The commercial banks on their part participated in this mode of clearing by investing in power encoders for encoding cheque amounts either directly at the branches, at the service branch or by outsourcing the activity of cheque encoding to external vendors and then forwarding these cheques for clearing to the clearing house.
But challenges of rising cheque volumes coupled with escalating manpower/ infrastructure costs and the logistics pressures of multiple vendor management, are all coming together to force commercials banks to look at ways and means at optimising processing ease & efficiency and in turn manage cost. In an environment, where CTS has not taken off or is being looked at in a phased manner, increasingly, automated in-house cheque processing centers at the commercial banks service branches are seen as the answer.

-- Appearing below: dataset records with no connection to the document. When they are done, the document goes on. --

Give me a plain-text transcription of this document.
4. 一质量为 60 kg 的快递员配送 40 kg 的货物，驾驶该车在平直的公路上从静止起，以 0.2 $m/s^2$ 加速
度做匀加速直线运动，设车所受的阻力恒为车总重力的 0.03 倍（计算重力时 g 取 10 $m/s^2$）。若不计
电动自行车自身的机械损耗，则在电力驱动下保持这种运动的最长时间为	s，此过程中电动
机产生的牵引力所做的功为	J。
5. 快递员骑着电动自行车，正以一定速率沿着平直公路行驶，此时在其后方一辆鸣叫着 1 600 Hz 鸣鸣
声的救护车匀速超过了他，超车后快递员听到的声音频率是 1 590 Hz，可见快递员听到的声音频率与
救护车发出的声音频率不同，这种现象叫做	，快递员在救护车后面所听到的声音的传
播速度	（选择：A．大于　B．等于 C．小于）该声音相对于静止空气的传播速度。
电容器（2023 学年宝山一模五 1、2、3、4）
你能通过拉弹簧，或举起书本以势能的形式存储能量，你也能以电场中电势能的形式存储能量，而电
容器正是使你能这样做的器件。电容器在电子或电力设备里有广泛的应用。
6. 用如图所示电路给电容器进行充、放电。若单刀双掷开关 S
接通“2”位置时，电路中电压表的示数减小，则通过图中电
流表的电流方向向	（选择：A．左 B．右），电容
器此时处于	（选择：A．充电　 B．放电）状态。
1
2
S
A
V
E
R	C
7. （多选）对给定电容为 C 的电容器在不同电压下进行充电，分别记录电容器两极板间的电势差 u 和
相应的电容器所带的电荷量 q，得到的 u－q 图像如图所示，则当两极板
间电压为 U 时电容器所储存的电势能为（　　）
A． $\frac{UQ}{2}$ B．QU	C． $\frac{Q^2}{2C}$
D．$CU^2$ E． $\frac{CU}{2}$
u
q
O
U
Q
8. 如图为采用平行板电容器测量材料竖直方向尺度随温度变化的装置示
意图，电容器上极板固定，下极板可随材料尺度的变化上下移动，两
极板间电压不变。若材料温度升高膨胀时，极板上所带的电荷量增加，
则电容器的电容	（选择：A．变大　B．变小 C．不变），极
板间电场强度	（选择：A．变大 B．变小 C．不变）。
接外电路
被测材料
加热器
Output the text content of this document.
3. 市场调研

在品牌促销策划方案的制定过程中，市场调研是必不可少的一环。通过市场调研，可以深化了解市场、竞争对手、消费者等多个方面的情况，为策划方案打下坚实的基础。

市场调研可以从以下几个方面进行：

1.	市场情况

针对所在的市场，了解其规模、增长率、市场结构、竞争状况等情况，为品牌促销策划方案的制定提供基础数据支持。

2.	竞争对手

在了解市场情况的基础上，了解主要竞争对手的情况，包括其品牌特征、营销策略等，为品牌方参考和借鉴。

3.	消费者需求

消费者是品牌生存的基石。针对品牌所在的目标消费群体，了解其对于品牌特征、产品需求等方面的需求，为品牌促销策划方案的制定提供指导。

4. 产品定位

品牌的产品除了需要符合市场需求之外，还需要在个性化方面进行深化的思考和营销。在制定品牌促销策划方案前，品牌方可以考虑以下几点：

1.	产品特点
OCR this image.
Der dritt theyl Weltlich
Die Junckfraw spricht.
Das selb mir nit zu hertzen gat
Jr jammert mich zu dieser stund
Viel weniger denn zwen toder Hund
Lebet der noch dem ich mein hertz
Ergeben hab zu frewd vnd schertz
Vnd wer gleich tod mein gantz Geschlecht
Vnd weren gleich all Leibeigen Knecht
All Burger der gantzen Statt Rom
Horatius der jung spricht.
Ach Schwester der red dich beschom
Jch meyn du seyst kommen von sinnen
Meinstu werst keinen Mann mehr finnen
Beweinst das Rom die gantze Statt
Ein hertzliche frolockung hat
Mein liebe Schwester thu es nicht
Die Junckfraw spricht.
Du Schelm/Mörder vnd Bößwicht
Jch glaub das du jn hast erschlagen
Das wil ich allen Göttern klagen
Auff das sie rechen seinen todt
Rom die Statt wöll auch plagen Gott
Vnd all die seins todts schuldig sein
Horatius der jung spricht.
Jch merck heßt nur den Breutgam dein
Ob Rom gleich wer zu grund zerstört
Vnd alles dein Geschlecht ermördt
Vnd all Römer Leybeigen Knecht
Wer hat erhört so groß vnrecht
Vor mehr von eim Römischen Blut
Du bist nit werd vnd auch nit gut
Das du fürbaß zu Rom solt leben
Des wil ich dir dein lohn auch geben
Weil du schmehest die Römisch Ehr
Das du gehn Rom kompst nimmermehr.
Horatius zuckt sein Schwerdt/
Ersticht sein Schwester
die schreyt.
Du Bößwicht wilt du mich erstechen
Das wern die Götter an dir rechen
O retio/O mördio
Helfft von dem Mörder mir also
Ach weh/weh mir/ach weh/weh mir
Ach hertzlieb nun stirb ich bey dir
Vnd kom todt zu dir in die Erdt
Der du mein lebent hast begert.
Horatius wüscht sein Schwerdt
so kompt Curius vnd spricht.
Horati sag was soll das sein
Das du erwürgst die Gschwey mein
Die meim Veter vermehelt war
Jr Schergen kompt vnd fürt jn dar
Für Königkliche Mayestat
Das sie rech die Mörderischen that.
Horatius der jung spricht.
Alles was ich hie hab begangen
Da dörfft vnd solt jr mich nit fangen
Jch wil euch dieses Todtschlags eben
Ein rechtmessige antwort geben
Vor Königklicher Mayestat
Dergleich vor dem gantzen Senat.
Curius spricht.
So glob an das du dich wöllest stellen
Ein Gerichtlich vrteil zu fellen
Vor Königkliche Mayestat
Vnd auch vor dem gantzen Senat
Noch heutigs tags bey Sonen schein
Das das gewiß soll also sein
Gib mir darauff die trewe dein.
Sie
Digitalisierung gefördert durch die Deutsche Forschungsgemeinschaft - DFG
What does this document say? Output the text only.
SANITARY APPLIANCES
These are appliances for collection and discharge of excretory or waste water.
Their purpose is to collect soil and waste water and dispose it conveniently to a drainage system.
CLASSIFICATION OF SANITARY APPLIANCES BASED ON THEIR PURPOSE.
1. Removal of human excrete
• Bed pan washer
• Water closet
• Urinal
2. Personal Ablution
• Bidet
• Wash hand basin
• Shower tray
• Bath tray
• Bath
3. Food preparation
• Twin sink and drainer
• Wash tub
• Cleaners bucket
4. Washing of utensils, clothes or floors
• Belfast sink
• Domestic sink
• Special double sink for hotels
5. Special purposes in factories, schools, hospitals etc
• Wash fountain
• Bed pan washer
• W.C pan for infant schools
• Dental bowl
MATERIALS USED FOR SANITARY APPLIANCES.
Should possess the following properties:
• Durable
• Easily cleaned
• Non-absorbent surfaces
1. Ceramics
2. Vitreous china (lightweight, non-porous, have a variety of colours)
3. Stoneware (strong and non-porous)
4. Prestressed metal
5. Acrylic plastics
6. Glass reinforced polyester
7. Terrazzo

With years of experience in designing
automated cheque processing systems, J&B Software has
leveraged its core EPSi framework, by utilizing its
core components to build a fully evolved, state-of-the-art
cheque clearing solution that uses sophisticated ICR
technology. The Cheque Clearing solution is designed
to interface with large volume, high-speed, sophisticated
image capture transports, so as to process voluminous
cheques with minimal time & workforce. The solution
covers outward, outward return, inward and inward returns
processing and allows for cheques to be received from
multiple sources. Sources include (a) directly from
branches (b) through outsourced vendors who encode the
cheques and provide a vendor data file (c) from Cheque
Deposit Machine’s cheques and related data file and
(d) even as Cash Management System receivables collection.